Water nowhere and everywhere

Between severe droughts that force ships to reduce their cargo to keep vessels from running aground to massive storms that threaten to make dams and locks spill over, water – a lack or disastrously proportioned surplus thereof – is what threatens the passage of ships through the 50-mile canal. 

Panama may be the country that ranks fifth in terms of heavy rainfall, but the supply of freshwater has been anything but steady in recent years. As a result, canal management has had to deal with more issues over the past decade than much of the canal’s history since 1914. 

This is potentially ruinous as the canal requires a steady supply of rainwater to fill the reservoirs and artificial lakes that, in turn, fill its locks. Also, the way fresh water is being diverted to residential and agricultural areas has also taken its toll.

Even more disturbing is how neighboring rainforests have diminished in size over time. Their ability to serve as a catch-basin or sponge for excess water has considerably lessened – and this tends to spell disaster during drier months. 

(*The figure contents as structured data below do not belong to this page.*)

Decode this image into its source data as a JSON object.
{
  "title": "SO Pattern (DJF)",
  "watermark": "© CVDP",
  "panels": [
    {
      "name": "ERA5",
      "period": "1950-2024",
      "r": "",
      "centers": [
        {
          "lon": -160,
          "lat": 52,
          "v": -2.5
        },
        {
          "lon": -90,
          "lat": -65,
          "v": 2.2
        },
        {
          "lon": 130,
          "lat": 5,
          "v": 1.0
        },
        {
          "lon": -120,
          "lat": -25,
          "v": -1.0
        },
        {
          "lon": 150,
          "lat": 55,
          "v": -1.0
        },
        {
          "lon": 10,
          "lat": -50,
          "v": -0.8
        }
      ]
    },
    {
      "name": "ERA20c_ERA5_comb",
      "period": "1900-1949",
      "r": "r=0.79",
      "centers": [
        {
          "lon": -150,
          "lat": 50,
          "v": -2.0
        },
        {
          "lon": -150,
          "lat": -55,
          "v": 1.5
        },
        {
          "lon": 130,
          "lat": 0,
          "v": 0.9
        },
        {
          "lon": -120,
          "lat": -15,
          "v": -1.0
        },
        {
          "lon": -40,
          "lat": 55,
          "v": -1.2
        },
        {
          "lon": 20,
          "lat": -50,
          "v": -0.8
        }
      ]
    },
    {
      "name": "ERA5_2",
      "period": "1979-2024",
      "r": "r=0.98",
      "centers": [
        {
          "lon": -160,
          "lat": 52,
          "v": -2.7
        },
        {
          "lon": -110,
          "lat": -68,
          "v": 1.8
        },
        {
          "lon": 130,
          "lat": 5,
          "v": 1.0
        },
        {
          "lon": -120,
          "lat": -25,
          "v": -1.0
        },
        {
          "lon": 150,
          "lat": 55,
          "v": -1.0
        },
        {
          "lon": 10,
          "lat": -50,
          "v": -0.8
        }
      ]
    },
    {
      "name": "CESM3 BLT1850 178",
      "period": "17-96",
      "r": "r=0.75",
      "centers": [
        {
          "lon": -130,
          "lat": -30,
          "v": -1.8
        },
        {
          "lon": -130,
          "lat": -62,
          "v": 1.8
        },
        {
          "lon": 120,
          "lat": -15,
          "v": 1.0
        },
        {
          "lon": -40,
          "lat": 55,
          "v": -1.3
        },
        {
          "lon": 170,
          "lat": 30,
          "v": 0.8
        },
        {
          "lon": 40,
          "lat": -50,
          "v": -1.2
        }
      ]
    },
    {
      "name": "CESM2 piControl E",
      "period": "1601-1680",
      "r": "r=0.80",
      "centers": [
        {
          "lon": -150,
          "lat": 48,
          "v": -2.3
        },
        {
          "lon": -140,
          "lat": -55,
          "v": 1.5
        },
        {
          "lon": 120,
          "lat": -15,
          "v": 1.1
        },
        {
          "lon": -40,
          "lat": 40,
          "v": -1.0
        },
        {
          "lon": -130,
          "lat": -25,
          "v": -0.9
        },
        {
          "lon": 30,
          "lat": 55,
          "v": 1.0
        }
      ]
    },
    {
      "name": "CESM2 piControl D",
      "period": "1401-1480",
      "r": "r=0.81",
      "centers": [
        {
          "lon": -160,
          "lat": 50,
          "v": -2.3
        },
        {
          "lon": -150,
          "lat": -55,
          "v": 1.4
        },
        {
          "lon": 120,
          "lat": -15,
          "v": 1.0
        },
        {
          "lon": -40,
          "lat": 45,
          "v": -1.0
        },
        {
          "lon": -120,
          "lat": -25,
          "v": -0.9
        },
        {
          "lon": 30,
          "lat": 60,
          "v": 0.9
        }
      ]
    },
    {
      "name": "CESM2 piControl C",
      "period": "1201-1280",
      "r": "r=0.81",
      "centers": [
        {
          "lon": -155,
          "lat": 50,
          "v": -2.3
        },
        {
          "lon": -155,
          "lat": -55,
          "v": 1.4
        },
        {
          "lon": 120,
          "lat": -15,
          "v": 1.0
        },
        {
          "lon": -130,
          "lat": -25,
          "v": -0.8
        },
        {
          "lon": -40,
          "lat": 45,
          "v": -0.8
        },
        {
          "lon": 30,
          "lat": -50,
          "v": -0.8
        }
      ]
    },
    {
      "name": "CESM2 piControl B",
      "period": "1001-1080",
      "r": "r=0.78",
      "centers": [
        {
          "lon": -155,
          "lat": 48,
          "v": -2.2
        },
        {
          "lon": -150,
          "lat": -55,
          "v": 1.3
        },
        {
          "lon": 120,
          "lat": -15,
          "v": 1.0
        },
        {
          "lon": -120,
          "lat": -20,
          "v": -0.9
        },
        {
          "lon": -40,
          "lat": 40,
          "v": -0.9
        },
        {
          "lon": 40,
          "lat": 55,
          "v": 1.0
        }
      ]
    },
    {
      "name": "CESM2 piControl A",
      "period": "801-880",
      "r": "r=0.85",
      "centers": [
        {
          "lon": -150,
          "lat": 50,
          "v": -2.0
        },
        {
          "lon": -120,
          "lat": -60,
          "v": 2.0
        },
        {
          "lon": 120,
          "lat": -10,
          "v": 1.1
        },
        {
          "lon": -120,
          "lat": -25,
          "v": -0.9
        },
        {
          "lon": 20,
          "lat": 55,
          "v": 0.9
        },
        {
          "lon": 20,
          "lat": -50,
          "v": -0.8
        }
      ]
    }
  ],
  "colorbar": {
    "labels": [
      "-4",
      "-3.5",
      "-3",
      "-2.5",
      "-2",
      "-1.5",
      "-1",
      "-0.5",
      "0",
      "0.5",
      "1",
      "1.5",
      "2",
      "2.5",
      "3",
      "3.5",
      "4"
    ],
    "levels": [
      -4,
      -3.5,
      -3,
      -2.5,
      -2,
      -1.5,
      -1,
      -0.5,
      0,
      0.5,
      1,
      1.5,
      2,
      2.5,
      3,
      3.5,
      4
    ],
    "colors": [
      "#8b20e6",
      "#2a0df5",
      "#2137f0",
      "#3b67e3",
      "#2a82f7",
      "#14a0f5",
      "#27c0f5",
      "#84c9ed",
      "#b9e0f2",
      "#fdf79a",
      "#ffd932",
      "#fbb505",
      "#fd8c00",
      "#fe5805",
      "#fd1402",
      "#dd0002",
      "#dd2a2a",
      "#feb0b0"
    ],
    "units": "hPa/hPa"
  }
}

Growing urbanisation has contributed to the reduction of forested land within the area, leading to intense flooding during the storm season. While authorities have reforested nearly 20,000 acres across the watershed, scientists advise that this simply isn’t enough.

Four of the past seven years were marked by intense droughts – the driest the canal has been since 1950. Conversely, the area is also being hit by mammoth storms and intensely destructive hurricanes.

A working plan underway

The Panama Canal Authority is currently working on a $2 billion infrastructure plan geared towards managing preserving freshwater reserves. Set for completion in 2028, the projects under the plan include constructing new dams and reservoirs, using grey water (treated sewage water), identifying alternative sources of fresh water, and even using desalinated seawater.

Other countries utilize large reservoirs or river transfers to alleviate water shortages. Yet, the Panama initiative is considered the largest project of its kind anywhere in the world. 

Hopefully, it could make it more resilient against the challenges posed by the changing climate.